17. The physiological signals of claim 2, wherein the physiological signal is ECG including one or more of the following parameters: heart rate, heart rate variability, P-wave, QRS wave, T-wave; or the physiological data could be body impedance, body temperature, and other possible signals captured through human skin interface.

18. The physiological signals of claim 11, wherein the physiological signal is ECG including one or more of the following parameters: heart rate, heart rate variability, P-wave, QRS wave, T-wave; or the physiological data could be body impedance, body temperature, and other possible signals captured through human skin interface.

19. The physiological monitoring device according to claim 2, wherein it is capable of being integrated in a smart-device, or a house appliance.

20. The physiological monitoring device according to claim 11, wherein it is capable of being integrated in a smart-device or a house appliance.

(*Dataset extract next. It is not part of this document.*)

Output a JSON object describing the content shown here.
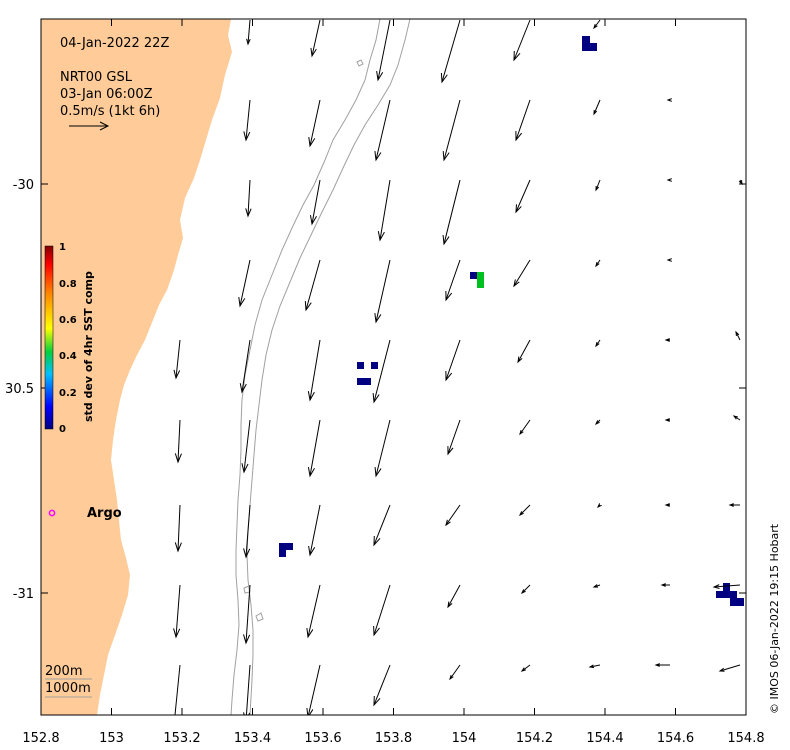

21. The physiological monitoring device according to claim 11, wherein it is capable of being integrated in a game controller, for enhancing gaming experience.

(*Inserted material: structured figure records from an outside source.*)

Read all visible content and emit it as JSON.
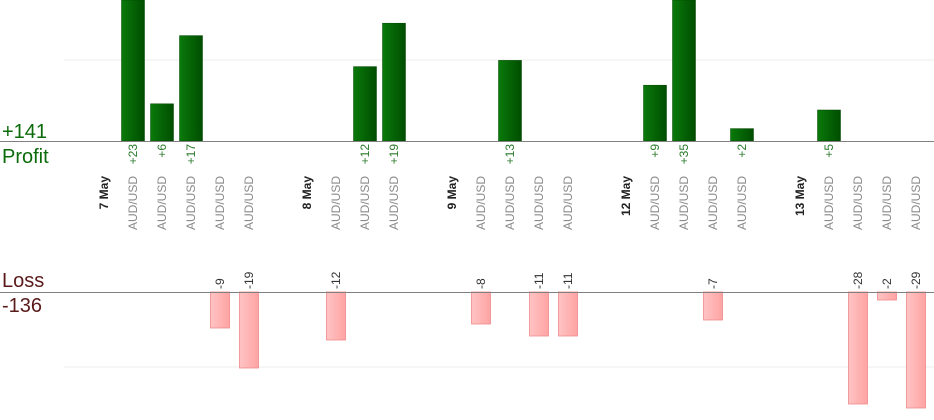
{
  "chart_data": {
    "type": "bar",
    "summary": {
      "profit_total": "+141",
      "profit_label": "Profit",
      "loss_label": "Loss",
      "loss_total": "-136"
    },
    "colors": {
      "profit": "#006400",
      "loss": "#ffb3b3",
      "profit_text": "#0b6b0b",
      "loss_text": "#5a1a1a"
    },
    "columns": [
      {
        "kind": "date",
        "label": "7 May"
      },
      {
        "kind": "trade",
        "pair": "AUD/USD",
        "value": 23
      },
      {
        "kind": "trade",
        "pair": "AUD/USD",
        "value": 6
      },
      {
        "kind": "trade",
        "pair": "AUD/USD",
        "value": 17
      },
      {
        "kind": "trade",
        "pair": "AUD/USD",
        "value": -9
      },
      {
        "kind": "trade",
        "pair": "AUD/USD",
        "value": -19
      },
      {
        "kind": "spacer"
      },
      {
        "kind": "date",
        "label": "8 May"
      },
      {
        "kind": "trade",
        "pair": "AUD/USD",
        "value": -12
      },
      {
        "kind": "trade",
        "pair": "AUD/USD",
        "value": 12
      },
      {
        "kind": "trade",
        "pair": "AUD/USD",
        "value": 19
      },
      {
        "kind": "spacer"
      },
      {
        "kind": "date",
        "label": "9 May"
      },
      {
        "kind": "trade",
        "pair": "AUD/USD",
        "value": -8
      },
      {
        "kind": "trade",
        "pair": "AUD/USD",
        "value": 13
      },
      {
        "kind": "trade",
        "pair": "AUD/USD",
        "value": -11
      },
      {
        "kind": "trade",
        "pair": "AUD/USD",
        "value": -11
      },
      {
        "kind": "spacer"
      },
      {
        "kind": "date",
        "label": "12 May"
      },
      {
        "kind": "trade",
        "pair": "AUD/USD",
        "value": 9
      },
      {
        "kind": "trade",
        "pair": "AUD/USD",
        "value": 35
      },
      {
        "kind": "trade",
        "pair": "AUD/USD",
        "value": -7
      },
      {
        "kind": "trade",
        "pair": "AUD/USD",
        "value": 2
      },
      {
        "kind": "spacer"
      },
      {
        "kind": "date",
        "label": "13 May"
      },
      {
        "kind": "trade",
        "pair": "AUD/USD",
        "value": 5
      },
      {
        "kind": "trade",
        "pair": "AUD/USD",
        "value": -28
      },
      {
        "kind": "trade",
        "pair": "AUD/USD",
        "value": -2
      },
      {
        "kind": "trade",
        "pair": "AUD/USD",
        "value": -29
      }
    ]
  }
}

22. A method of the application program, comprising:

detecting user's physiological signal and generating a touch signal;

transmitting the touch signal to a micro-processor block;

capturing a capacitance change and estimating the physiological data of user according to a capacitance change;

displaying a plurality of results on the screen or transmitting the physiological data to a remote server.

23. A method for operating a micro-processor block, wherein a capacitive touch screen is defined as a matrix with a plurality of rows and columns, and a plurality of cells are formed by an intersection of rows and columns, the method comprising:

analyzing cells with substantially constant capacitance change and obtaining effective capacitance change;

splitting the matrix into two average portions and obtaining two signals;

canceling noises in the signal;

capturing an estimated physiological data.

24. The method according to claim 23, wherein the noise is canceled by recursive least square technique.

25. The method according to claim 23, wherein it further comprises removing remaining artifacts in the estimated physiological data.

26. The physiological data captured in claim 23, wherein the physiological data could be ECG including one or more of the following parameters: heart rate, heart rate variability, P-wave, QRS wave, T-wave; or the physiological data could be body impedance, body temperature, and other possible signals captured through human skin interface.